February 2 (SeeNews) - Romania on Thursday rejected all bids in a 600 million lei ($142 million/ 132 million euro) auction of Treasury bonds bills due on February 25, 2019, central bank data showed.
Bids were placed for a total of 560.5 million lei worth of government paper.
The issue will be reopened on Friday when the finance ministry hopes to raise 90 million lei in a non-competitive tender.
At the previous auction of the same T-bonds issue held at the beginning of January, the finance ministry sold a planned 500 million lei.
Also, at its latest 300 million lei T-bonds auction held at the end of January, the finance ministry sold only 146.8 million lei, well below target.
Raiffeisen Bank analysts commented on Thursday morning that investors' sentiment might turn negative, as some 300,000 people protested in Bucharest and other 69 cities against the government decree that eases or scraps penalties for corruption offences.
"Given the recent developments on domestic market, the approval of the controversial Emergency Ordinance on corruption offences and the large street protests, the investors’ sentiment against Romania is likely to be negative. On the secondary market yields for RON Government securities increased again yesterday," Raiffeisen Bank analysts said in a daily market report.

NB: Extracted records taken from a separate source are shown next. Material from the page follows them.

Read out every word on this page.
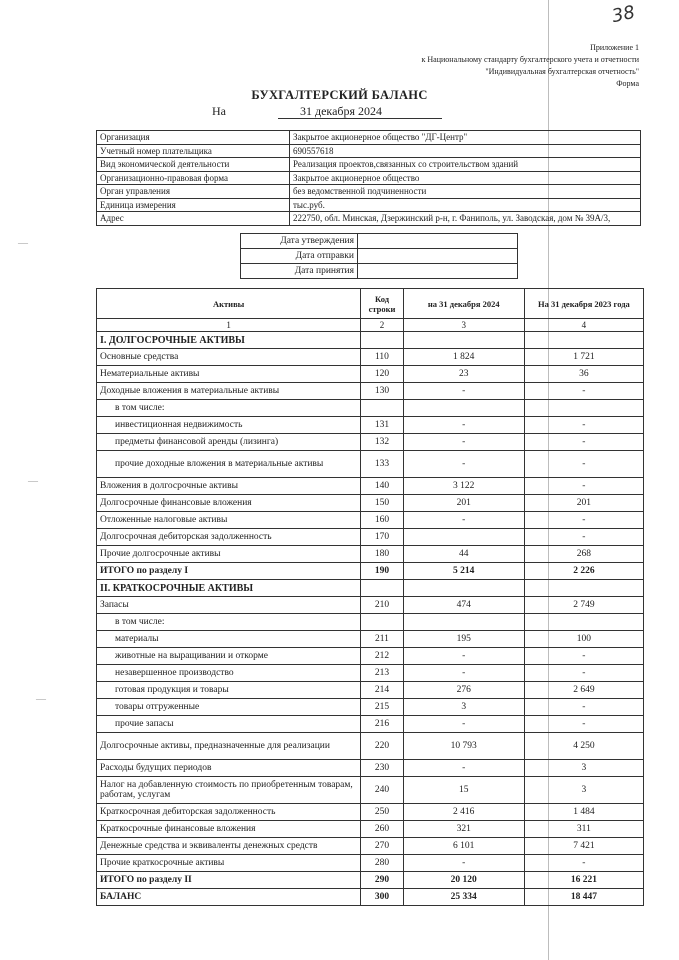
38
Приложение 1
к Национальному стандарту бухгалтерского учета и отчетности
"Индивидуальная бухгалтерская отчетность"
Форма
БУХГАЛТЕРСКИЙ БАЛАНС
На	31 декабря 2024
Организация	Закрытое акционерное общество "ДГ-Центр"
Учетный номер плательщика	690557618
Вид экономической деятельности	Реализация проектов,связанных со строительством зданий
Организационно-правовая форма	Закрытое акционерное общество
Орган управления	без ведомственной подчиненности
Единица измерения	тыс.руб.
Адрес	222750, обл. Минская, Дзержинский р-н, г. Фаниполь, ул. Заводская, дом № 39А/3,
Дата утверждения	
Дата отправки	
Дата принятия	
Активы	Код строки	на 31 декабря 2024	На 31 декабря 2023 года
1	2	3	4
I. ДОЛГОСРОЧНЫЕ АКТИВЫ			
Основные средства	110	1 824	1 721
Нематериальные активы	120	23	36
Доходные вложения в материальные активы	130	-	-
в том числе:			
инвестиционная недвижимость	131	-	-
предметы финансовой аренды (лизинга)	132	-	-
прочие доходные вложения в материальные активы	133	-	-
Вложения в долгосрочные активы	140	3 122	-
Долгосрочные финансовые вложения	150	201	201
Отложенные налоговые активы	160	-	-
Долгосрочная дебиторская задолженность	170		-
Прочие долгосрочные активы	180	44	268
ИТОГО по разделу I	190	5 214	2 226
II. КРАТКОСРОЧНЫЕ АКТИВЫ			
Запасы	210	474	2 749
в том числе:			
материалы	211	195	100
животные на выращивании и откорме	212	-	-
незавершенное производство	213	-	-
готовая продукция и товары	214	276	2 649
товары отгруженные	215	3	-
прочие запасы	216	-	-
Долгосрочные активы, предназначенные для реализации	220	10 793	4 250
Расходы будущих периодов	230	-	3
Налог на добавленную стоимость по приобретенным товарам, работам, услугам	240	15	3
Краткосрочная дебиторская задолженность	250	2 416	1 484
Краткосрочные финансовые вложения	260	321	311
Денежные средства и эквиваленты денежных средств	270	6 101	7 421
Прочие краткосрочные активы	280	-	-
ИТОГО по разделу II	290	20 120	16 221
БАЛАНС	300	25 334	18 447
—
—
—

Details about the issue follow:
Auction date |
February 2 |
January 5 |
Amount offered (mln lei) |
600.0 |
500.0 |
Amount sold (mln lei) |
0 |
500.0 |
Total bids placed (mln lei) |
560.5 |
661.8 |
Bid-to-cover ratio |
0.93 |
1.32 |
Yield (%) |
- |
1.38 |
Romania's finance ministry plans to sell 3.9 billion lei worth of government securities in February , according to the debt issuance calendar for the month. The ministry also plans to sell an additional 315 million lei of government paper in non-competitive offers.
In January, the ministry sold 3.125 billion lei in domestic debt paper and an additional 315 million lei in non-competitive offers, in line with target. However, at some of the tenders, they sold less than planned as domestic political and social unrest intensify, and the budget draft is still suspended between the government and the parliament.
In 2016, the finance ministry sold roughly 45 billion lei in local currency-denominated securities and 775 million euro in euro-denominated domestic debt and raised 3.25 billion euro on global markets.